Location: Honduras

As a young woman, Estella played guitar in her father’s Latin pop band. Now 83 and wearing her long, silver hair in a messy bun, she dances around her kitchen in Puerto Cortės, singing lyrics from back in those days. “I am happy again,” she says.

Estella has had many good times during her eight decades. She also has had her share of very difficult stretches. Most recently, she and her 23-year-old grandson, Manuel, had been living near the Caribbean coast, in a shack made of scrap materials. Their home had electricity but no bathroom.

During the heavy rains common to this area, Estella and Manuel hurried around as the structure flooded, hoisting food and beds on cinder blocks to keep them from getting soaked. Sometimes, the wind picked up and flipped the flimsy roof inside out, and everything got ruined.

Estella now welcomes the storms.
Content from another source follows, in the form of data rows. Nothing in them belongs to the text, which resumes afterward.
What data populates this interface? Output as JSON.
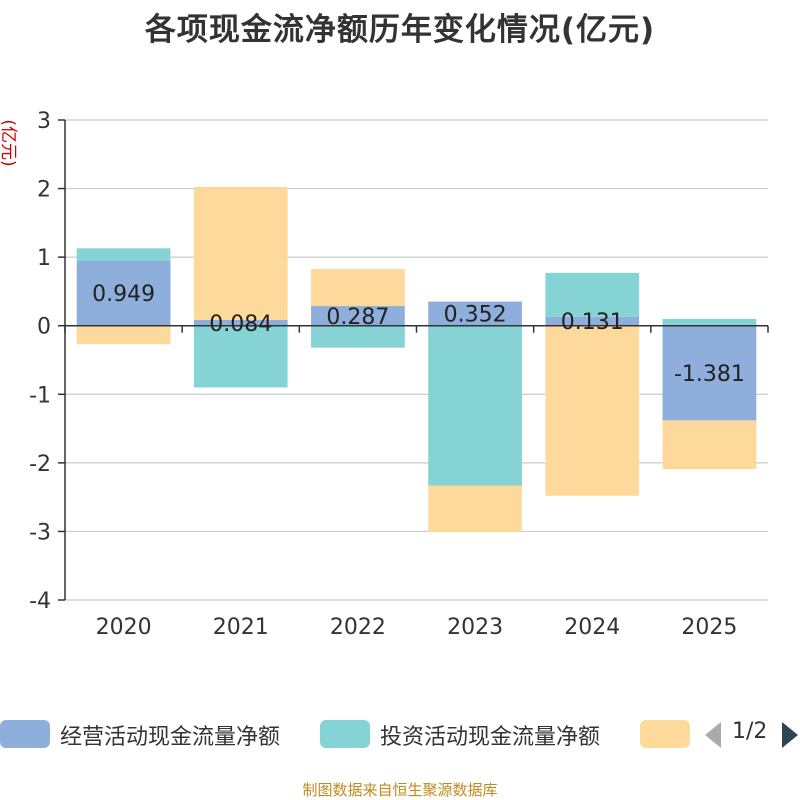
{
  "title": "各项现金流净额历年变化情况(亿元)",
  "footer": "制图数据来自恒生聚源数据库",
  "legend": {
    "items": [
      {
        "label": "经营活动现金流量净额",
        "color": "#8eaedb"
      },
      {
        "label": "投资活动现金流量净额",
        "color": "#86d3d6"
      },
      {
        "label": "",
        "color": "#fdd99c"
      }
    ],
    "page_text": "1/2"
  },
  "chart_data": {
    "type": "bar",
    "stacked": true,
    "categories": [
      "2020",
      "2021",
      "2022",
      "2023",
      "2024",
      "2025"
    ],
    "ylabel": "(亿元)",
    "ylim": [
      -4,
      3
    ],
    "yticks": [
      "3",
      "2",
      "1",
      "0",
      "-1",
      "-2",
      "-3",
      "-4"
    ],
    "grid": true,
    "legend_position": "bottom",
    "series": [
      {
        "name": "经营活动现金流量净额",
        "color": "#8eaedb",
        "values": [
          0.949,
          0.084,
          0.287,
          0.352,
          0.131,
          -1.381
        ],
        "labels": [
          "0.949",
          "0.084",
          "0.287",
          "0.352",
          "0.131",
          "-1.381"
        ]
      },
      {
        "name": "投资活动现金流量净额",
        "color": "#86d3d6",
        "values": [
          0.18,
          -0.9,
          -0.32,
          -2.33,
          0.64,
          0.1
        ]
      },
      {
        "name": "",
        "color": "#fdd99c",
        "values": [
          -0.27,
          1.94,
          0.54,
          -0.68,
          -2.48,
          -0.71
        ]
      }
    ]
  }
}
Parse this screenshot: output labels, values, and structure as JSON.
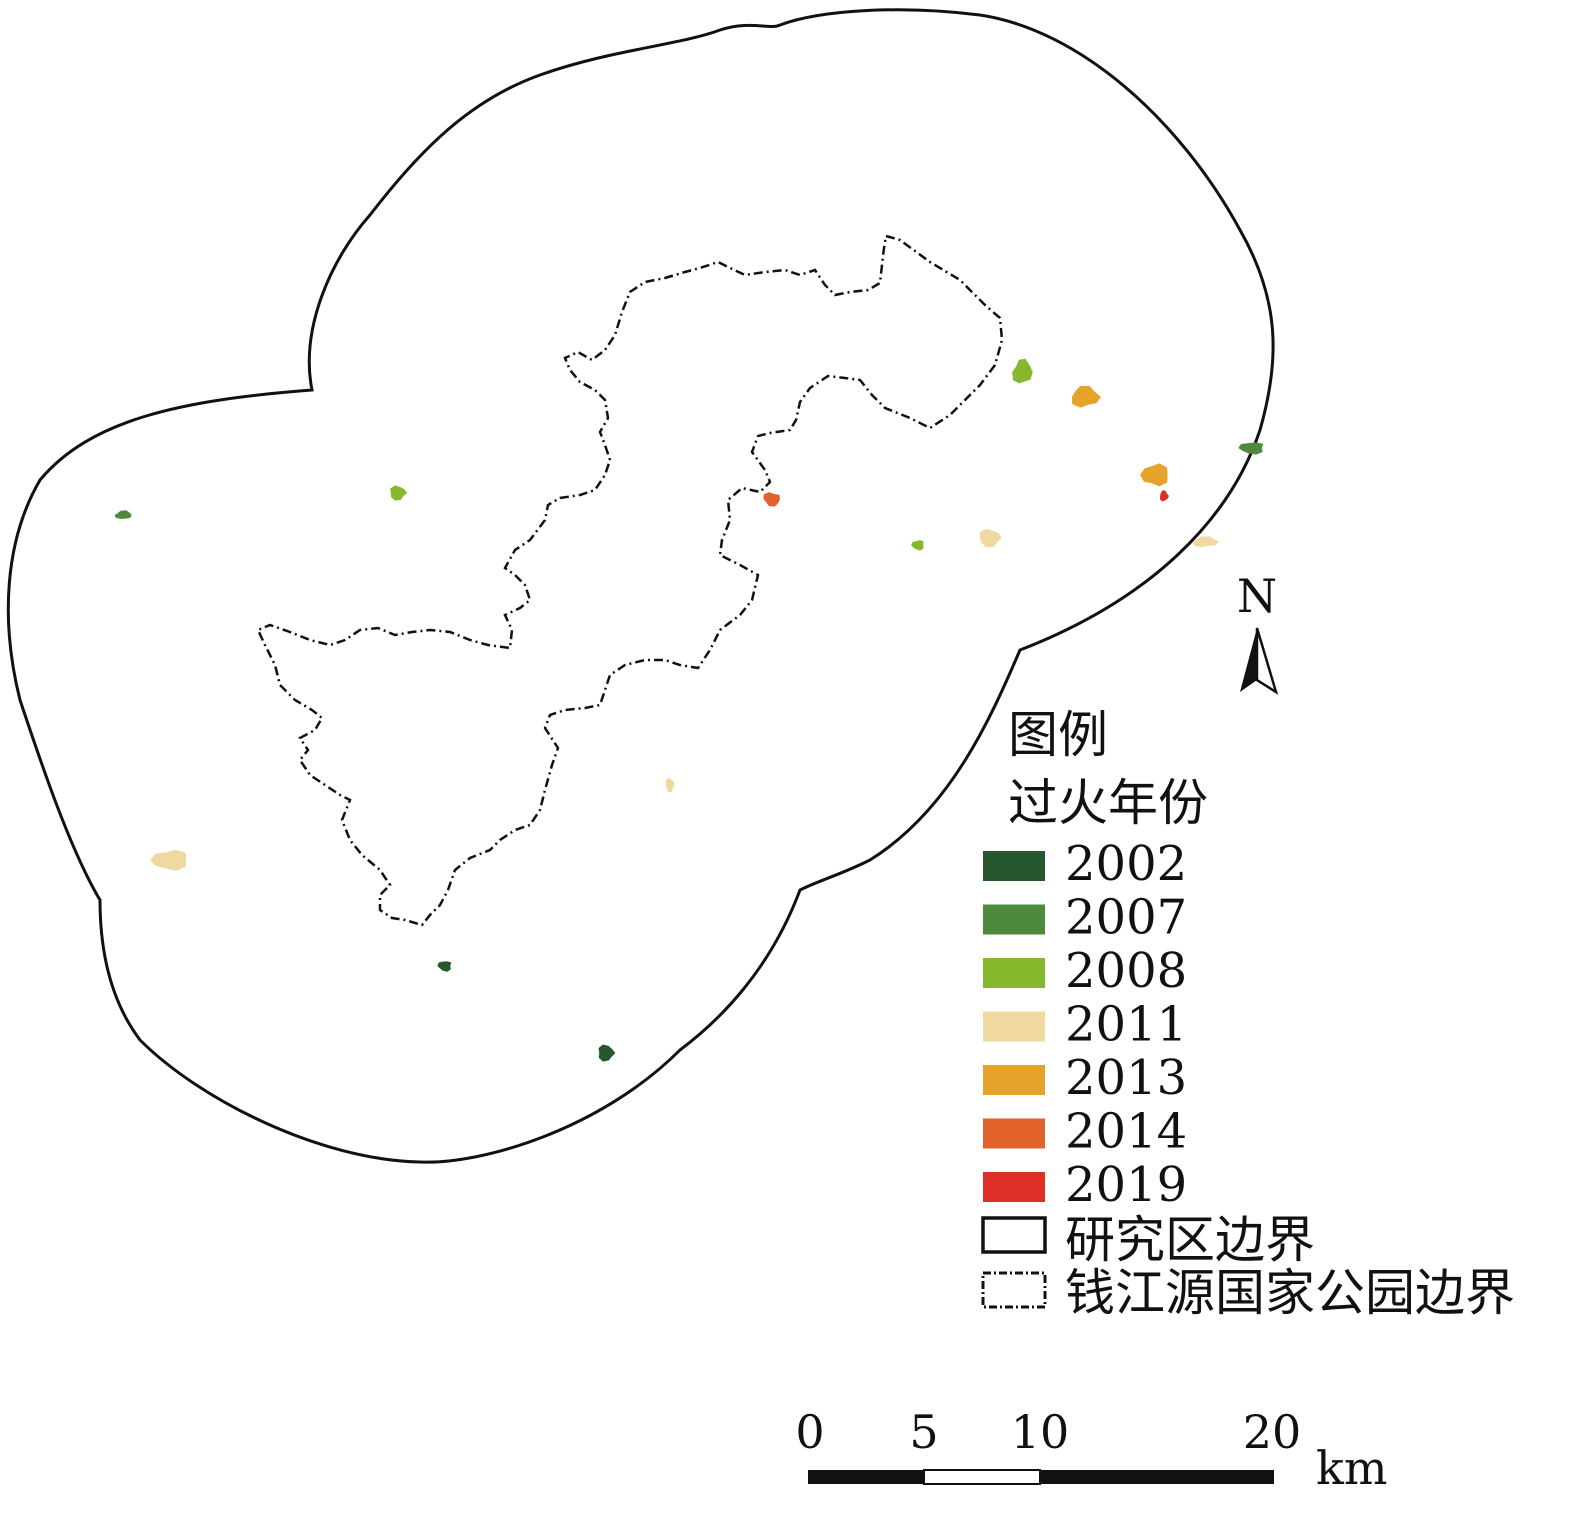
{
  "legend": {
    "title": "图例",
    "subtitle": "过火年份",
    "years": [
      {
        "label": "2002",
        "color": "#27572f"
      },
      {
        "label": "2007",
        "color": "#4e8a3c"
      },
      {
        "label": "2008",
        "color": "#86b82d"
      },
      {
        "label": "2011",
        "color": "#f0d9a0"
      },
      {
        "label": "2013",
        "color": "#e6a32a"
      },
      {
        "label": "2014",
        "color": "#e2622b"
      },
      {
        "label": "2019",
        "color": "#dd2f25"
      }
    ],
    "study_area_label": "研究区边界",
    "park_boundary_label": "钱江源国家公园边界"
  },
  "north_arrow": {
    "label": "N"
  },
  "scale_bar": {
    "ticks": [
      "0",
      "5",
      "10",
      "20"
    ],
    "unit": "km"
  },
  "burn_patches": [
    {
      "year": "2002",
      "shape": "blob",
      "color": "#27572f"
    },
    {
      "year": "2002",
      "shape": "blob",
      "color": "#27572f"
    },
    {
      "year": "2007",
      "shape": "blob",
      "color": "#4e8a3c"
    },
    {
      "year": "2007",
      "shape": "blob",
      "color": "#4e8a3c"
    },
    {
      "year": "2008",
      "shape": "blob",
      "color": "#86b82d"
    },
    {
      "year": "2008",
      "shape": "blob",
      "color": "#86b82d"
    },
    {
      "year": "2008",
      "shape": "blob",
      "color": "#86b82d"
    },
    {
      "year": "2011",
      "shape": "blob",
      "color": "#f0d9a0"
    },
    {
      "year": "2011",
      "shape": "blob",
      "color": "#f0d9a0"
    },
    {
      "year": "2011",
      "shape": "blob",
      "color": "#f0d9a0"
    },
    {
      "year": "2011",
      "shape": "blob",
      "color": "#f0d9a0"
    },
    {
      "year": "2013",
      "shape": "blob",
      "color": "#e6a32a"
    },
    {
      "year": "2013",
      "shape": "blob",
      "color": "#e6a32a"
    },
    {
      "year": "2014",
      "shape": "blob",
      "color": "#e2622b"
    },
    {
      "year": "2019",
      "shape": "blob",
      "color": "#dd2f25"
    }
  ]
}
She and her grandson live inland, in a new Habitat house. Although the time it took to build the two-bedroom house was relatively quick, the life-changing development represents years of advocacy efforts and collaboration between Habitat for Humanity Honduras, other community stakeholders and city officials.

Estella is now in a stable home, protected from the weather. She no longer has to worry whether or not her personal belongings will be destroyed the next time a storm comes.

Land in Honduras is very hard to come by, as many municipalities do not have land to give for new homes. Women are not considered beneficiaries of family-inherited land, so Estella would have no place to live. More than half of the country’s 298 municipalities have passed housing laws in the past decade, giving access to women and their families. With new laws, single mothers are given first priority for affordable housing.

Estella says, “I am so tranquil here.”

 

Puerto Cortés was founded in 1524, and has a current population of 126,000 with a population density of 830 people per square mile. Concerning land rights, women legally have equal right to land but only 24% of Honduran women are listed as landowners.